Re: Hand Wired vs. Printed Circuit??

Post by øøøøøøø » Wed Sep 20, 2017 6:54 pm

There are "theoretical differences" and "practical differences." There are advantages to both. Many have been covered in the excellent replies above. With printed circuit boards, it all comes down to implementation. Broadly speaking:

Advantage printed circuit: Expedience of manufacture. Repeatability. Cost-efficiency, very often.
Advantage ptp/eyelet/turret construction: Serviceability. Reliability (in many cases).
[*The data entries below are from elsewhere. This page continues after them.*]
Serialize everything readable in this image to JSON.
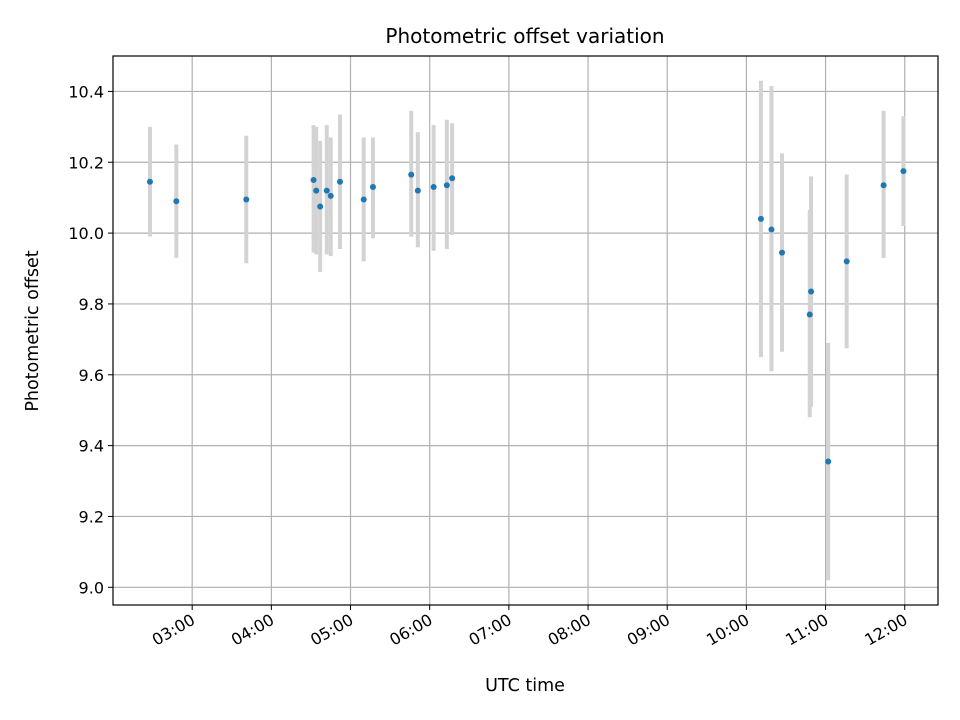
{
  "chart_data": {
    "type": "scatter",
    "title": "Photometric offset variation",
    "xlabel": "UTC time",
    "ylabel": "Photometric offset",
    "grid": true,
    "xlim_hours": [
      2.0,
      12.42
    ],
    "ylim": [
      8.95,
      10.5
    ],
    "x_ticks": [
      {
        "value": 3,
        "label": "03:00"
      },
      {
        "value": 4,
        "label": "04:00"
      },
      {
        "value": 5,
        "label": "05:00"
      },
      {
        "value": 6,
        "label": "06:00"
      },
      {
        "value": 7,
        "label": "07:00"
      },
      {
        "value": 8,
        "label": "08:00"
      },
      {
        "value": 9,
        "label": "09:00"
      },
      {
        "value": 10,
        "label": "10:00"
      },
      {
        "value": 11,
        "label": "11:00"
      },
      {
        "value": 12,
        "label": "12:00"
      }
    ],
    "y_ticks": [
      {
        "value": 9.0,
        "label": "9.0"
      },
      {
        "value": 9.2,
        "label": "9.2"
      },
      {
        "value": 9.4,
        "label": "9.4"
      },
      {
        "value": 9.6,
        "label": "9.6"
      },
      {
        "value": 9.8,
        "label": "9.8"
      },
      {
        "value": 10.0,
        "label": "10.0"
      },
      {
        "value": 10.2,
        "label": "10.2"
      },
      {
        "value": 10.4,
        "label": "10.4"
      }
    ],
    "marker_color": "#1f77b4",
    "errorbar_color": "#d3d3d3",
    "points": [
      {
        "x": "02:28",
        "y": 10.145,
        "yerr_low": 9.99,
        "yerr_high": 10.3
      },
      {
        "x": "02:48",
        "y": 10.09,
        "yerr_low": 9.93,
        "yerr_high": 10.25
      },
      {
        "x": "03:41",
        "y": 10.095,
        "yerr_low": 9.915,
        "yerr_high": 10.275
      },
      {
        "x": "04:32",
        "y": 10.15,
        "yerr_low": 9.945,
        "yerr_high": 10.305
      },
      {
        "x": "04:34",
        "y": 10.12,
        "yerr_low": 9.94,
        "yerr_high": 10.3
      },
      {
        "x": "04:37",
        "y": 10.075,
        "yerr_low": 9.89,
        "yerr_high": 10.26
      },
      {
        "x": "04:42",
        "y": 10.12,
        "yerr_low": 9.94,
        "yerr_high": 10.305
      },
      {
        "x": "04:45",
        "y": 10.105,
        "yerr_low": 9.935,
        "yerr_high": 10.27
      },
      {
        "x": "04:52",
        "y": 10.145,
        "yerr_low": 9.955,
        "yerr_high": 10.335
      },
      {
        "x": "05:10",
        "y": 10.095,
        "yerr_low": 9.92,
        "yerr_high": 10.27
      },
      {
        "x": "05:17",
        "y": 10.13,
        "yerr_low": 9.985,
        "yerr_high": 10.27
      },
      {
        "x": "05:46",
        "y": 10.165,
        "yerr_low": 9.99,
        "yerr_high": 10.345
      },
      {
        "x": "05:51",
        "y": 10.12,
        "yerr_low": 9.96,
        "yerr_high": 10.285
      },
      {
        "x": "06:03",
        "y": 10.13,
        "yerr_low": 9.95,
        "yerr_high": 10.305
      },
      {
        "x": "06:13",
        "y": 10.135,
        "yerr_low": 9.955,
        "yerr_high": 10.32
      },
      {
        "x": "06:17",
        "y": 10.155,
        "yerr_low": 9.995,
        "yerr_high": 10.31
      },
      {
        "x": "10:11",
        "y": 10.04,
        "yerr_low": 9.65,
        "yerr_high": 10.43
      },
      {
        "x": "10:19",
        "y": 10.01,
        "yerr_low": 9.61,
        "yerr_high": 10.415
      },
      {
        "x": "10:27",
        "y": 9.945,
        "yerr_low": 9.665,
        "yerr_high": 10.225
      },
      {
        "x": "10:48",
        "y": 9.77,
        "yerr_low": 9.48,
        "yerr_high": 10.065
      },
      {
        "x": "10:49",
        "y": 9.835,
        "yerr_low": 9.51,
        "yerr_high": 10.16
      },
      {
        "x": "11:02",
        "y": 9.355,
        "yerr_low": 9.02,
        "yerr_high": 9.69
      },
      {
        "x": "11:16",
        "y": 9.92,
        "yerr_low": 9.675,
        "yerr_high": 10.165
      },
      {
        "x": "11:44",
        "y": 10.135,
        "yerr_low": 9.93,
        "yerr_high": 10.345
      },
      {
        "x": "11:59",
        "y": 10.175,
        "yerr_low": 10.02,
        "yerr_high": 10.33
      }
    ]
  }
}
There are theoretically plausible things that could cause a difference in sound-- capacitance between co-planar traces in two dimensions versus wire runs in three dimensions, etc. Although none of this is likely to make any difference at frequencies of interest, as long as nothing is oscillating, etc. I seriously doubt there's any difference pronounced enough to be empirically provable.

In reality, these things are very seldom single-variable. Hand-wired versus PCB models of the same amp almost always have other differences-- different parts suppliers for transformers, capacitors, speakers, cabinets, etc. And these things are FAR more likely to make an audible difference.

The big disadvantage of PCBs in amps centers around heat. Tubes produce a lot of heat, and in very warm environments, cheaper PCB substrate material can be challenged. In the Fender Hot Rod amps, for instance, I've often seen evidence that the heat makes the substrate flex, which stresses joints and pads.

Other disadvantages in terms of reliability: an arc on the board can take out a broad section, requiring a board replacement or other extensive repair. Not ideal.

My personal litmus test is to avoid PCBs with tube sockets mounted directly to the PCB. Too much heat too close, too much risk of arcs when the tubes inevitably fail, etc.

But if the tube sockets (particularly for output and rectifier tubes) are mounted off-board and the substrate is nice and thick with a good solder mask and through-plated holes, etc? Reliability can be very good indeed.

I used to be far more picky about it than I am now. Reliability and implementation is a concern at times with PCB amps. But sonically? The mode of construction is FAR, FAR down the list of factors, if it's even an influence at all.